Introduction: Papillary thyroid carcinoma (PTC) and medullary thyroid carcinoma (MTC) are distinct neoplasms, associated with different histological findings. Their coexistence in the same patient is a rare event, requiring a different clinical approach.

Clinical case: A 72-year-old patient with no family history of thyroid disease, underwent total thyroidectomy in February 2019, due to toxic multinodular goitre, with no evidence of postoperative complications. The anatomopathological study of the surgical specimen revealed aspects of follicular nodular hyperplasia, with a 6 mm papillary microcarcinoma evident in the right lobe, with areas of classical pattern and a 4 mm medullary microcarcinoma in the left lobe (positive immunohistochemistry for calcitonin). Both lesions did not present foci of lymphovascular permeation or extension to the surrounding soft tissues. Two months postoperatively, patient was revaluated under 125 µg sodium levothyroxine id and presented: TSH 3.13 µUI/ml (0.38–1.33), fT4 12.8 pmol/l (7.9–14.4), Tg 0.31 ng/ml (1.15- 130.77), Anti-Tg Ab 8.7 IU/ml (5.0–100.0), Calcitonin 1.9 ng/l (<9.8) and CEA 1.9 ng/ml (<3.0). At this stage, a therapeutic change was made to 137 µg id levothyroxine sodium. In the cervical ultrasound study, a small amount of tissue, compatible with thyroid residue, was evident in the left locus. At 6 months postoperatively, the patient was revaluated again, showing clinical stability, with analytical study revealing: TSH 1.58 µUI/ml, fT4 14.2 pmol/l, Tg 0.24 ng/ml, Anti-Tg Ab 8.7 IU/ml, Calcitonin 1.8 ng/l (<9.8), CEA 2.0 ng/ml (<3.0), PTH 50.6 pg/ml (12.0–88.0) and assays of urinary catecholamines and metanephrines within the reference limits. The ultrasound study revealed at this stage that residual tissue remained in the left surgical bed, with maintained dimensions. Given the stability, patient continued therapy with 137 mg sodium levothyroxine, with indication for clinical, analytical and ultrasound reassessment in consultation.

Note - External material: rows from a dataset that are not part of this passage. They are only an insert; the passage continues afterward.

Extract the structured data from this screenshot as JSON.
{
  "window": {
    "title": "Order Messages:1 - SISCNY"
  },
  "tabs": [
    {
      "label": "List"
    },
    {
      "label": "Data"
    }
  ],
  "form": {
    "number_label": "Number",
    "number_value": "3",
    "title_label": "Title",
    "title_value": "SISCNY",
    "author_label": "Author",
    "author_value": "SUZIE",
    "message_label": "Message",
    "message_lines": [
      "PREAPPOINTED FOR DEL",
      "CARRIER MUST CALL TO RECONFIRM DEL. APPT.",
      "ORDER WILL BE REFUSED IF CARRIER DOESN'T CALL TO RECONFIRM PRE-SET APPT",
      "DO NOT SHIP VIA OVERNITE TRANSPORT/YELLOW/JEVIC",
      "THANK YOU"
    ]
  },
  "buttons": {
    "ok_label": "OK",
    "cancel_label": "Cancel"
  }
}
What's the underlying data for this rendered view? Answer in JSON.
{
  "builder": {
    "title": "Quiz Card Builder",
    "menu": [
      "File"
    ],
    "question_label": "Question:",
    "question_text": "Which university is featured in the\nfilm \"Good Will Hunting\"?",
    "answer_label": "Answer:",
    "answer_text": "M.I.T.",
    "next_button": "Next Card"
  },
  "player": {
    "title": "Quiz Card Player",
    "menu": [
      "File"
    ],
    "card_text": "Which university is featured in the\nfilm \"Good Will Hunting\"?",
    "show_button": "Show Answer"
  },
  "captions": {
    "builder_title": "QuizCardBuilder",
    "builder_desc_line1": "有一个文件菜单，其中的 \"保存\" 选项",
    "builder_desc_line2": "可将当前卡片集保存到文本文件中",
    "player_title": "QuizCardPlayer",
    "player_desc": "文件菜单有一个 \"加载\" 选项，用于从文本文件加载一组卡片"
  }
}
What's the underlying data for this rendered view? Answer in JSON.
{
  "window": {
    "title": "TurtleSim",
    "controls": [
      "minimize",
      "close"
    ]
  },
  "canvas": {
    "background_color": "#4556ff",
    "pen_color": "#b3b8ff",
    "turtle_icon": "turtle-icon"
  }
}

Conclusions: The simultaneous occurrence of PTC and MTC is an unusual finding. The follow-up should consider the individual characteristics of both, as they consist in entities with different histological patterns and different clinical evolution. The aetiology of this entity is not clear, however, the possibility of a common tumour pathway should be placed and evaluated in series with a higher number of patients.